I have picked up a USB-C to DP cable (and have ordered a USB-C to HDMI cable as my monitor’s DP port recently died) which hopefully works around the bug you mentioned (cable not being “slow” like the module); however, I’m currently avoiding the dGPU USB-C port as games do not render properly (or at all) when connected to it.

That said I have yet to retest the state of things with my recent plasma6 update and/or latest 6.8/6.9 kernels… the joys of bleeding edge hardware with linux.

EDIT: My new USB-C HDMI cable arrived today so I thought I’d try scenario #1 above… same issue under plasma 6 as plasma 5 with the cable plugged directy to the dGPU; no issues plugged into side USB-C module (iGPU).

Didn’t test under wayland as it has problems with gamescope, so not an option for me at this time.

Appreciate the update. Need to clarify this is what we are doing, correct? Where is this being plugged into. My script was ONLY for the very back where the dGPU is attached. If it is for this area only, then yes, it wakes the dGPU up for use.

For any other ports, you would follow the outline here. And if using those supported ports as shown, it would be with expansion cards.

It’s also very important to note that you do not need to connect directly to the dGPU in the back to activate the dGPU. DRI_PRIME=1 will do that for you in any of the supported expansion bays.

Honestly, the absolute dead simplest approach here is to use Bazzite. GPU switching is just handled. It has a KDE option, too. We work closely with the developers there and this may make for a far, far easier experience for you.

Your script has been working fine as a workaround for me. Still have to reboot after I disconnect if I want the dGPU to ever go asleep again. But it’s at least usable.

Could you provide any update on when we will receive a fix for the actual bug?

I have almost the same issue, but instead of an external display I have… The Framework power adapter! In my case the adapter is plugged into rear left or rear right(1 and 4 on the FW16 port sheet) ports. If I plug the adapter in while the dGPU is in D3cold, the dGPU fails, producing a lot of logs about the crash. From my understanding, the dGPU times out.

If I boot with the power adapter plugged in, then the GPU stays in D0 until I unplug the adapter and fails again when the adapter is back in.

If, before plugging the adapter in(in any of the two three? cases), I force the dGPU into D0, then everything works like it should. I.E. the power adapter does not cause my GPU to fail.

Edit: The dGPU stays in D0 while the adapter is plugged in no matter what.

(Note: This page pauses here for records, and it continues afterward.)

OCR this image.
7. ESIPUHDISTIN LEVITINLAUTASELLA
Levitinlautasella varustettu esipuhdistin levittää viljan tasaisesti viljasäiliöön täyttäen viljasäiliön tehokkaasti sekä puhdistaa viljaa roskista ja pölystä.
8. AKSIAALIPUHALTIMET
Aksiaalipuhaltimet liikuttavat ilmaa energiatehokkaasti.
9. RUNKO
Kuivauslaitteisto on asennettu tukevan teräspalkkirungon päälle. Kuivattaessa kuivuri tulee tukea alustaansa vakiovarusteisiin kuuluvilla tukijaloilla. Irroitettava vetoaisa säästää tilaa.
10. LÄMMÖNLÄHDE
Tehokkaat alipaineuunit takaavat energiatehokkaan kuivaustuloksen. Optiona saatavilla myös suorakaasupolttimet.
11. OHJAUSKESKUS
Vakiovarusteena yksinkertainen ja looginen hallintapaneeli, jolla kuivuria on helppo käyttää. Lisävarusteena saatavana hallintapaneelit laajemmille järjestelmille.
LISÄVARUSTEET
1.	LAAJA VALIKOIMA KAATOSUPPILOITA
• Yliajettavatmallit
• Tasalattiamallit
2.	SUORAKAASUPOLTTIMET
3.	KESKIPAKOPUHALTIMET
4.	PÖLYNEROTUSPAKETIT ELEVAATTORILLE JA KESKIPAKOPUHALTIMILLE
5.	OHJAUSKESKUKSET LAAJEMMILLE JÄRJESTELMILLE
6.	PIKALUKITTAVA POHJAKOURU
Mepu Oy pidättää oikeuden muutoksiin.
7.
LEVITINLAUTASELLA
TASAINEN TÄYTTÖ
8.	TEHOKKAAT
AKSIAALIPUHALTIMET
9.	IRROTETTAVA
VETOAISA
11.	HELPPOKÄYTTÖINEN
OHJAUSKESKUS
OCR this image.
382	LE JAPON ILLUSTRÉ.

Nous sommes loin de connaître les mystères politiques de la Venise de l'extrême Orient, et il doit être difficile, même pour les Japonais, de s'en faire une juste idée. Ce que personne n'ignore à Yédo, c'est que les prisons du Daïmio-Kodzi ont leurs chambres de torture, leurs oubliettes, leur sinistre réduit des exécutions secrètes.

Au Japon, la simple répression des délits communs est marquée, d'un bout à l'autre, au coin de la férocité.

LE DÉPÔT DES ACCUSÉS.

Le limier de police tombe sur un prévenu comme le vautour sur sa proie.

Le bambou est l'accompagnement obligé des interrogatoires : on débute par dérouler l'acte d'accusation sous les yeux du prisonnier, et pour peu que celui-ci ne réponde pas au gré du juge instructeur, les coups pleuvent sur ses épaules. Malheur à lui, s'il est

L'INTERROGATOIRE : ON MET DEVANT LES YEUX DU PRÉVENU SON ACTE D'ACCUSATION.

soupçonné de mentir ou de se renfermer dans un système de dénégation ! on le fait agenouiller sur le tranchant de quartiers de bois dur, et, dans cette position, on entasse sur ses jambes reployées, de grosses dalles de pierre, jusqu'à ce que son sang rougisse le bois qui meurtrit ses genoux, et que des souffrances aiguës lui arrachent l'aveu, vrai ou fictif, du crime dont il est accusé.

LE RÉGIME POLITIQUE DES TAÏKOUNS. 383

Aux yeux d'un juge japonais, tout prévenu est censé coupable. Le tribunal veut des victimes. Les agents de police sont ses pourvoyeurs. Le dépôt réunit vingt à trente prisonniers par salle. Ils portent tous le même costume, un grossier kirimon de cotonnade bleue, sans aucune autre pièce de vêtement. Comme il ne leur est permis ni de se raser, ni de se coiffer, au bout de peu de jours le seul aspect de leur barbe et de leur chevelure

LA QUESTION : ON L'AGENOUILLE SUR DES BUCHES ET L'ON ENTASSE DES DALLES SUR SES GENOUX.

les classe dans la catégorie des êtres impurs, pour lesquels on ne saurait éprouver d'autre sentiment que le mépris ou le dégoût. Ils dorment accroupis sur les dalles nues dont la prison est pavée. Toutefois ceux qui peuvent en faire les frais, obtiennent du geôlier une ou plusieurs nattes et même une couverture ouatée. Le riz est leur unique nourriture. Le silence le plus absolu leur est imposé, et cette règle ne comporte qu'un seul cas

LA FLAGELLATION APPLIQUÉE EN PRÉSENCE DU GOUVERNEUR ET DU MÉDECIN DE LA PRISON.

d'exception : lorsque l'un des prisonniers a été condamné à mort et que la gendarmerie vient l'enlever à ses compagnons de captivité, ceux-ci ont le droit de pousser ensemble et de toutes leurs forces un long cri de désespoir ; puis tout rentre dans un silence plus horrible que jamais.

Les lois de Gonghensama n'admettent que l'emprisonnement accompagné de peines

Edit 2: Plugging in my multipurpose adapter into these ports does not crash the GPU


This works

Edit 3: Plugging the power adapter into my multipurpose adapter does crash the GPU


This doesn’t

Edit 4: Fedora 40 doesn’t have this problem somehow…

Posting in here again so it doesn’t get auto-locked.

This is still an issue and causes my laptop to lock on occasion when i disconnect/connect external monitors. Does Framework have any plans to work on this bug?